Breast Cancer Clinical Trial
Official title:
Supportive and Survivorship Care Program for Cancer Patients: a Cluster Randomized Controlled Pilot Study Among Breast and Gynaecological Cancer Patients
In Singapore, cancer patients are not consistently assessed for unmet survivorship care needs
and systematically identified for subsequent referral to useful care services. To address
this gap, a preliminary multidisciplinary program is developed to (i) routinely screen and
identify cancer patients with high distress levels, and (ii) provide appropriate care
referrals after a systematic review by a supportive care nurse.
This study hypothesized that breast and gynecological cancer patients receiving timely
screening for distress and appropriate supportive care services will report better
improvement in quality of life as compared to non-recipients under usual care. This pilot
study then aims to evaluate:
(i) The effectiveness of the program on a patient level in improving the quality of life and
the symptom burden of patients requiring further supportive services.
(ii) The feasibility of the program's implementation on a health-system level among breast
and gynaecological cancer patients in the outpatient oncology clinics at a specialty cancer
centre.
A cluster randomized controlled trial will be conducted at the National Cancer Centre
Singapore (NCCS) over a period of 2 years. Eligible participants and their caregivers where
applicable will be recruited and followed-up for a period of 12 months. Patients in the
intervention arm will receive routine distress screening and referral to a supportive care
nurse service where necessary; whereas patients in the control arm will receive usual care.
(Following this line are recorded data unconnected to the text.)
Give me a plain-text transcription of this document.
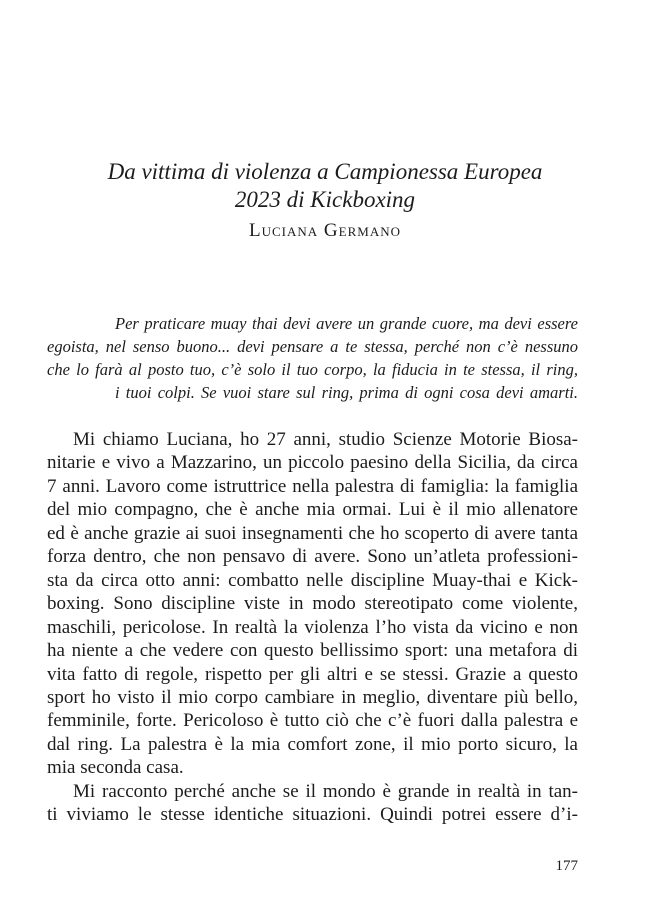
Da vittima di violenza a Campionessa Europea
2023 di Kickboxing
Luciana Germano
Per praticare muay thai devi avere un grande cuore, ma devi essere
egoista, nel senso buono... devi pensare a te stessa, perché non c’è nessuno
che lo farà al posto tuo, c’è solo il tuo corpo, la fiducia in te stessa, il ring,
i tuoi colpi. Se vuoi stare sul ring, prima di ogni cosa devi amarti.
Mi chiamo Luciana, ho 27 anni, studio Scienze Motorie Biosa-
nitarie e vivo a Mazzarino, un piccolo paesino della Sicilia, da circa
7 anni. Lavoro come istruttrice nella palestra di famiglia: la famiglia
del mio compagno, che è anche mia ormai. Lui è il mio allenatore
ed è anche grazie ai suoi insegnamenti che ho scoperto di avere tanta
forza dentro, che non pensavo di avere. Sono un’atleta professioni-
sta da circa otto anni: combatto nelle discipline Muay-thai e Kick-
boxing. Sono discipline viste in modo stereotipato come violente,
maschili, pericolose. In realtà la violenza l’ho vista da vicino e non
ha niente a che vedere con questo bellissimo sport: una metafora di
vita fatto di regole, rispetto per gli altri e se stessi. Grazie a questo
sport ho visto il mio corpo cambiare in meglio, diventare più bello,
femminile, forte. Pericoloso è tutto ciò che c’è fuori dalla palestra e
dal ring. La palestra è la mia comfort zone, il mio porto sicuro, la
mia seconda casa.
Mi racconto perché anche se il mondo è grande in realtà in tan-
ti viviamo le stesse identiche situazioni. Quindi potrei essere d’i-
177
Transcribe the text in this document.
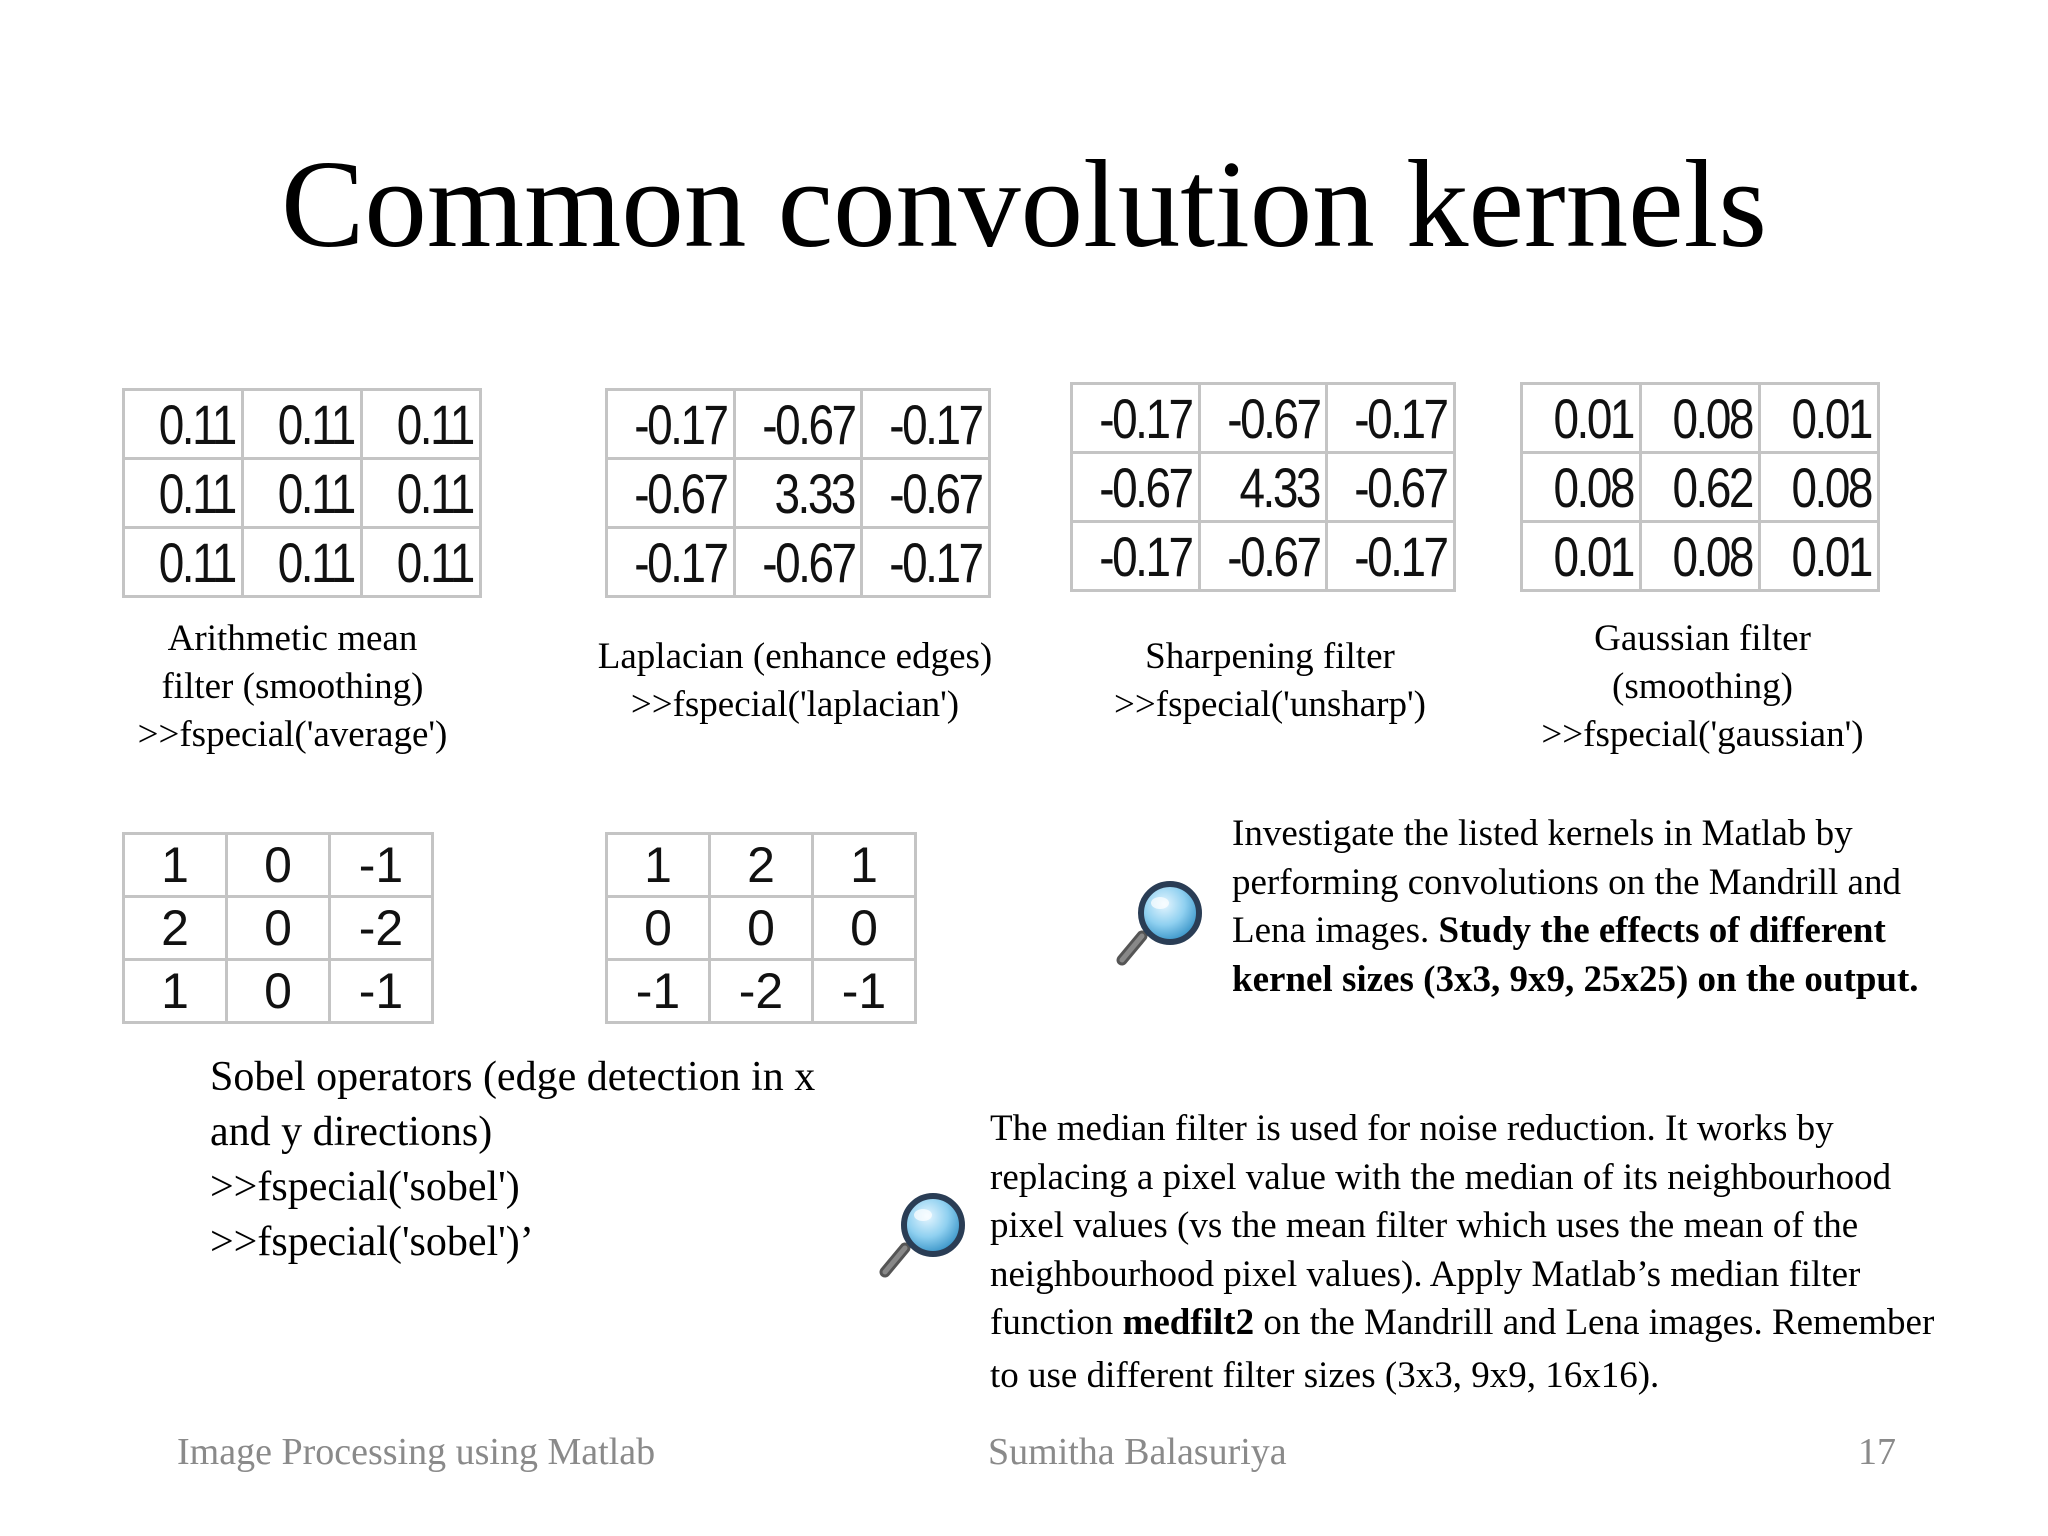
Common convolution kernels
0.11	0.11	0.11
0.11	0.11	0.11
0.11	0.11	0.11
Arithmetic mean
filter (smoothing)
>>fspecial('average')
-0.17	-0.67	-0.17
-0.67	3.33	-0.67
-0.17	-0.67	-0.17
Laplacian (enhance edges)
>>fspecial('laplacian')
-0.17	-0.67	-0.17
-0.67	4.33	-0.67
-0.17	-0.67	-0.17
Sharpening filter
>>fspecial('unsharp')
0.01	0.08	0.01
0.08	0.62	0.08
0.01	0.08	0.01
Gaussian filter
(smoothing)
>>fspecial('gaussian')
1	0	-1
2	0	-2
1	0	-1
1	2	1
0	0	0
-1	-2	-1
Sobel operators (edge detection in x
and y directions)
>>fspecial('sobel')
>>fspecial('sobel')’
Investigate the listed kernels in Matlab by
performing convolutions on the Mandrill and
Lena images. Study the effects of different
kernel sizes (3x3, 9x9, 25x25) on the output.
The median filter is used for noise reduction. It works by
replacing a pixel value with the median of its neighbourhood
pixel values (vs the mean filter which uses the mean of the
neighbourhood pixel values). Apply Matlab’s median filter
function medfilt2 on the Mandrill and Lena images. Remember
to use different filter sizes (3x3, 9x9, 16x16).
Image Processing using Matlab	Sumitha Balasuriya	17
Patients' quality of life will be assessed by the European Organization for Research and
Treatment of Cancer Quality of Life Questionnaire (EORTC QLQ-C30) and compared longitudinally
between both study arms at a 3-months interval. Additionally, physical and psychological
symptom distress levels will be compared using the Rotterdam Symptom Checklist (RSCL).
For patients who receive symptom-specific services, additional questionnaires will be
completed before and after they have received the service. They include the following:
Multi-dimensional Fatigue Symptom Inventory-Short Form (MFSI-SF) for fatigue, Patient
Neurotoxicity Questionnaire (PNQ) for neuropathy, Functional Assessment of Cancer
Therapy-Cognitive Function (FACT-Cog v3.0) for cognitive function, and Patient-Reported
Arthralgia Inventory (PRAI) for arthralgia.
An economic evaluation will be conducted using healthcare resource utilization and cost data
gathered from health records and surveys including the Work Productivity and Activity
Impairment (WPAI) questionnaire. Process outcomes of the program delivery will also be
obtained to assess its feasibility by monitoring the referral patterns to supportive care
nurse and adherence to screening or appointments. Lastly, patient satisfaction and clinicians
acceptability of the program will be assessed via questionnaires.
Results from this study on the program's feasibility and effectiveness among breast and
gynecological cancer patients are crucial to highlight potential implementation barriers and
utility for patients before extending to other cancer types. Furthermore, results can shed a
light on the program's scalability for future integration into routine care. This compelling
initiative will contribute to the institution of integrated and coordinated rehabilitative
and specialized clinics services to address supportive and survivorship needs of cancer
patients across the continuum in the long run.